Lasting First Impressions of Primordia
Developed by Wormwood Studios | Published by Wadjet Eye Games
» Primordia is a point and click sci-fi adventure game that begins with our main characters Horatio and his side kick Crispin. They are both robots and live in a post-apocalyptic wasteland on a ship called Unnic. They are attacked by a menacing robot that steals their ship’s power core and they must find a way to get the backup generator running or they too will lose their charge and “die”.
The game is pretty straight forward right off the bat. It’s very much surrounding the search for anything that you can use to solve various puzzles. When hovering over objects on the map, the cursor will show the name of an item if it can be picked up or examined. Without this feature, it would be next to impossible to find anything because they did a great job at blending important items into the map. You also have to get very crafty when it comes to solving the puzzles. You can observe the items you pick up and attempt to put them together, provided you have all the pieces. If you get stuck, your trusty side kick also helps you out to a certain extent, or should I say, until he’s tried of repeating himself. I managed to get stuck a few times because I didn’t realize I hadn’t explored a certain area. Just my luck that those areas contained all the necessary items I was looking for to continue on my quest. I was grateful that this was another adventure that has challenges which aren’t easy to solve. I enjoyed exploring the surroundings in search of items to complete my missions while also listening the witty banter between two robots that are very human in their interaction with each other.
The game’s design is stylistic with very minimal use of straight lines, which makes it different from most science fiction environments. I was confused by the graphics at first, thinking that I was playing in the wrong resolution, but the game is purposely designed in a lower resolution and it makes it feel as if it is not from this decade. Although I would have preferred seeing these gorgeous backgrounds and characters in HD, I still think it adds softness and comfort to see a game that’s not crisp and defined by today’s standards. I do love seeing small games rise to the foreground because of the time they dedicate to the design elements.

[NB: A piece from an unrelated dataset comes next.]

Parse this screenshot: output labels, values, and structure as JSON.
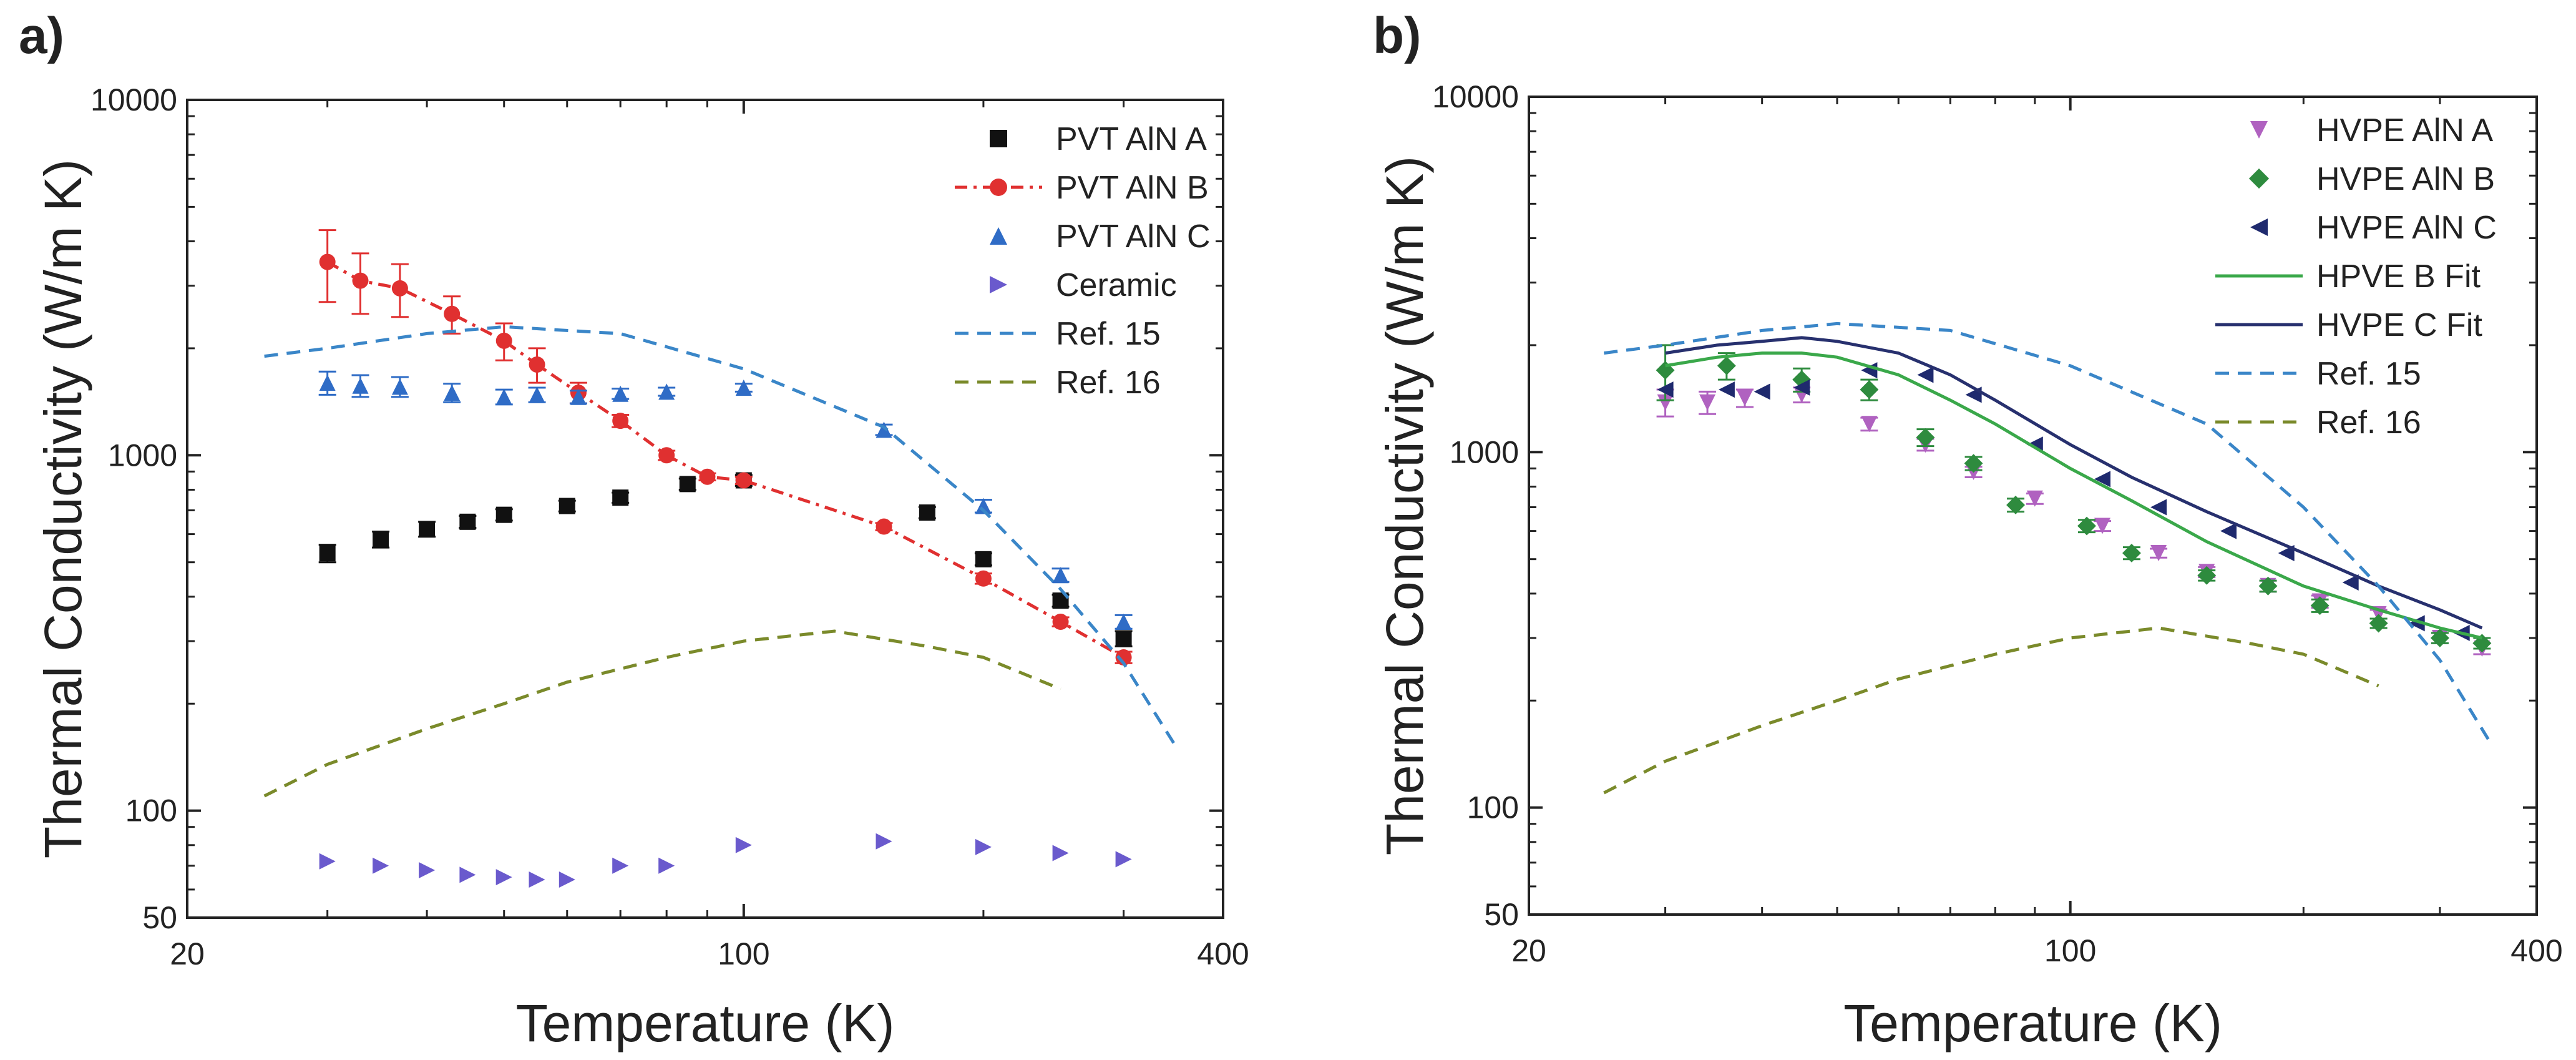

The game also has a considerable amount of sound design and dialogue. All the lines are recorded and the actors deliver their performances with purpose and meaning behind the words. The script is very well written to allow for that and, when I listen to the conversations and ideas that are being discussed, I really get a sense of Phillip K Dick’s “Do Androids Dream of Electric Sheep”. This is no ordinary point and click; there is a great deal of creative story telling and plot development at play here. This game would be difficult to enjoy by a younger audience but I’m glad that it was made exactly how the developers wanted rather than dumbing it down to satisfy everyone. They did a great job at setting the mood with their music. The details and the choices offered truly made me feel a part of this world which made the game quite immersive.
Wormwood Studios, I gave you an hour and I am IMPRESSED.